Show EM Wave equation invariant under a Lorentz Transformation

[Antic_Hay]

Homework Statement

Show that the electromagnetic wave equation

$\frac{\partial^{2}\phi}{\partial x^{2}} +<br /> \frac{\partial^{2}\phi}{\partial y^{2}} +<br /> \frac{\partial^{2}\phi}{\partial z^{2}} -<br /> \frac{1}{c^2}\frac{\partial^{2} \phi}{\partial t^2}$

is invariant under a Lorentz transformation.

Homework Equations

Lorentz Transformations:

$x' = \frac{x - vt}{\sqrt{1 - \frac{v^2}{c^2}}}$

$t' = \frac{t - \frac{v}{c^2}x}{\sqrt{1 - \frac{v^2}{c^2}}}$

$y' = y$

$z' = z$

The Attempt at a Solution

Well I know exactly what I'm supposed to do here, transform the equations from x to x', y to y' etc. Then rearrange terms and show that the wave equation with x,y,z, and t is equal to the wave equation with x', y', z', and t'.

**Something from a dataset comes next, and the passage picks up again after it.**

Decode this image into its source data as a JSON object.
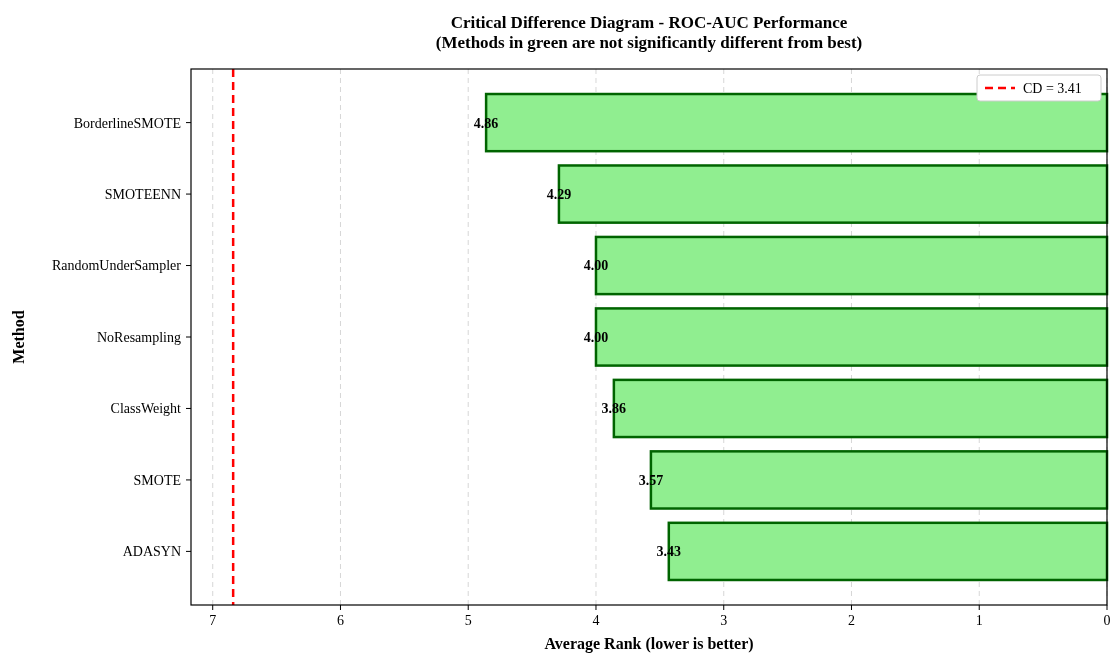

I understand the method is to get $\frac{\partial x'}{\partial x}$, then use the chain rule ( $\frac{\partial\phi}{\partial x} = \frac{\partial\phi}{\partial x'}\frac{\partial x'}{\partial x}$ ), and similarly for t -> t', then a bit of simple algebra and the answer should pop out the other end.

My only problem is that I have no idea what $\frac{\partial x'}{\partial x}$ is...in fact, I do know, since I have been told, that $\frac{\partial x'}{\partial x} = \frac{1}{\sqrt{1 - v^2/c^2}}$, but I have no idea how that follows from the Lorentz transforms, could someone give me a hint in deriving it?

(My attempt was simply saying $\partial x' = \frac{\partial x - v\partial t'}{1 - v^2/c^2}$, but then dividing that by $\partial x'$ I'd get $\frac{1 - \frac{\partial t'}{\partial t}}{\sqrt{1-v^2/c^2}}$, which isn't right...

As you can tell, I'm not really very comfortable with partial derivatives or differential calculus, so I'm probably doing something really silly in that derivation above...

 

[JaWiB]

Simply take the partial derivative of x' with respect to x. Same as taking a normal derivative of x' but treat all the variables except x as constants

 

[Antic_Hay]

Ah, that made sense, I knew it would be something trivial, I was just approaching it weirdly.

Great, have the answer now, thanks :)

 

[Antic_Hay]

OK, I thought I had the answer but this but it turns out I don't...

I want to calculate $\frac{\partial t'}{\partial t}$

So I have $t' = \frac{t - \frac{vx}{c^2}}{\sqrt{1 - v^2/c^2}}$

The answer is supposedly $\frac{1}{\sqrt{1 - v^2/c^2}}$

I don't see how this would be...the bottom line is a constant term so looking at the top line alone,

$\frac{\partial}{\partial t} t$ is obviously 1, fine, but I don't see how $\frac{\partial}{\partial t} (-\frac{vx}{c^2}) = 0$, surely x is a function of t, so we get

$\frac{\partial}{\partial t} x = \frac{\partial x}{\partial t} = v$ so $\frac{\partial}{\partial t} (t - vx/c^2) = 1 - v^2/c^2$ for the derivative of the top line?